What follows isn’t grief, but a distinct awareness of its absence. Unable to mourn her, Davis soons admits that he never truly knew his wife, able to recall only a smattering of characteristics which, when put together, fail to congeal into the portrait of a recognizable human being. To unravel his apathy and make sense of the life he now recognizes to have never known, Davis deliberately sets forth in the dismantlement of myriad objects, beginning with computer monitors and bathroom stalls until eventually reaching the feverpitch of bulldozing his own home. 

That’s the gist of it. If you were to break down the multiple scenarios, subplots, and side-tales that furnish _Demolition’s_ hour and forty minutes, you’d be he hard pressed not to stumble towards the realm of the novel, and in this way the movie has probably been unfairly regarded. Davis is never revealed in whole despite the movie’s assured sense of momentum towards epiphany, and when _Demolition’s_ conclusive act is reached, the curtain-fall feels more obligatory than organic. This could be argued as an intentional style owing to literary sensibilities; more likely it’s the result of a script that feels written in the moment, compelled onwards by its own sense of inertia without having a clear goal as to how its myriad disparate elements will eventually culminate. In this way _Demolition_ concludes insubstantially, purporting to deal in themes of bereavement and loss but ultimately finding more revelry in the small (and destructive) moments that its script seems to barrel towards, in lieu of having a clearly charted plan. 

The relationships Davis forms are not written convincingly but are rendered effective by the confidence of an astoundingly talented cast. The havoc he wreaks on items large and small elicit little to no consequence, and by the end seemed dropped and forgotten about entirely. That ending, which seems to demand a musical ascension representative of redemption as Davis sprints down the docks towards what we’re told is denouement, is at stark odds with everything preceding it, and feels like a hastily tied bow of an ending. Those ‘style-over-substance’ complaints? They’re warranted. But they do a disservice in foregoing mention of the individual components which make _Demolition_ a joy to behold.

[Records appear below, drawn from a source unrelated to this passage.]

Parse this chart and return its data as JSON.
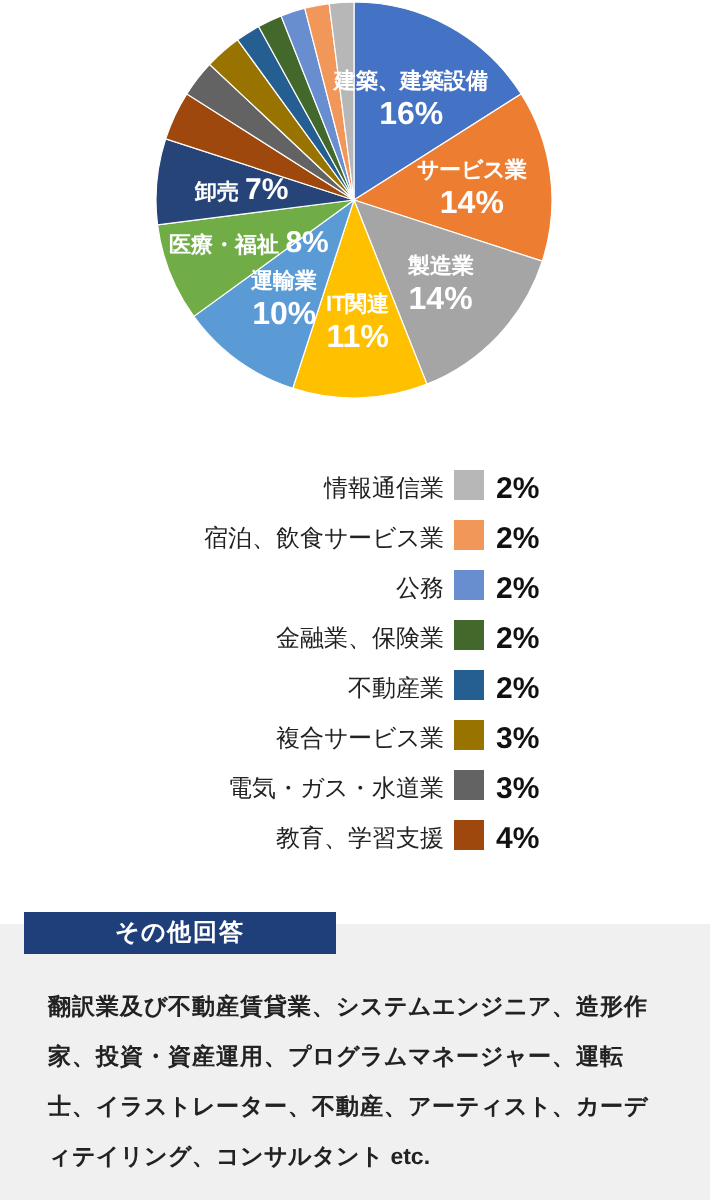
{
  "chart_data": {
    "type": "pie",
    "categories": [
      "建築、建築設備",
      "サービス業",
      "製造業",
      "IT関連",
      "運輸業",
      "医療・福祉",
      "卸売",
      "教育、学習支援",
      "電気・ガス・水道業",
      "複合サービス業",
      "不動産業",
      "金融業、保険業",
      "公務",
      "宿泊、飲食サービス業",
      "情報通信業"
    ],
    "values": [
      16,
      14,
      14,
      11,
      10,
      8,
      7,
      4,
      3,
      3,
      2,
      2,
      2,
      2,
      2
    ],
    "colors": [
      "#4472c4",
      "#ed7d31",
      "#a5a5a5",
      "#ffc000",
      "#5b9bd5",
      "#70ad47",
      "#264478",
      "#9e480e",
      "#636363",
      "#997300",
      "#255e91",
      "#43682b",
      "#698ed0",
      "#f1975a",
      "#b7b7b7"
    ],
    "value_labels": [
      "16%",
      "14%",
      "14%",
      "11%",
      "10%",
      "8%",
      "7%",
      "4%",
      "3%",
      "3%",
      "2%",
      "2%",
      "2%",
      "2%",
      "2%"
    ],
    "legend": "bottom",
    "annotations": [
      "その他回答",
      "翻訳業及び不動産賃貸業、システムエンジニア、造形作家、投資・資産運用、プログラムマネージャー、運転士、イラストレーター、不動産、アーティスト、カーディテイリング、コンサルタント etc."
    ]
  }
}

If the script feels concocted in the moment, then it should have the strength of exuberance―and it does. _Demolition_ feels like a form of catharsis, the product of a writer riling himself back to life through the act of composition, purging himself of something vile and giving it form through Davis. The confessional letters our hero writes and of which _Demolition_ makes narrative use (voice-overs to the audience which serve both as exposition and directing vehicle) might as well be the author’s own, if not detailing the failings of his own marriage through fabrication then at the least confessing something in the ways of having become frightfully aware his existence within a depthless and unfulfilled life. _Demolition_ is the fervent, feverish response to this cognizance. “Everything has become a metaphor,” Davis blithely states―and it is clearly not Davis who is talking. 

This has all the makings of a spectacular failing. Based on its commercial and critical reception, _Demolition_ seems to have gone that way. But if art’s value is to be determined solely on the _purpose _of its creation, then what room is left for the appreciation of mere aesthetic, wherein a perception of the human soul, bristling behind the veil of fiction, seeking through pen, instrument or brush some means of expression, can be recognized―and enjoyed―as is? _Demolition_ is the result of this human impulse, and what should be regarded is not the narrative whole by whose standards it falls short, but the rapid, feverish, admirable brushstrokes by which it is born. It is a movie as unclear of itself as its hero is unclear of his own life. But there is beauty in uncertainty, and in the striving towards what may ultimately be an unattainable coherence. _Demolition_ is an embodiment of both.
_
Sometimes, don’t you just wanna break shit?_

Sometimes, it turns out, you do―the impulse is the justification.


----------



## Aquilo (May 30, 2016)

This is an excellent review. It needs a little tidy-up on grammar, but for a movie review -- excellent!


----------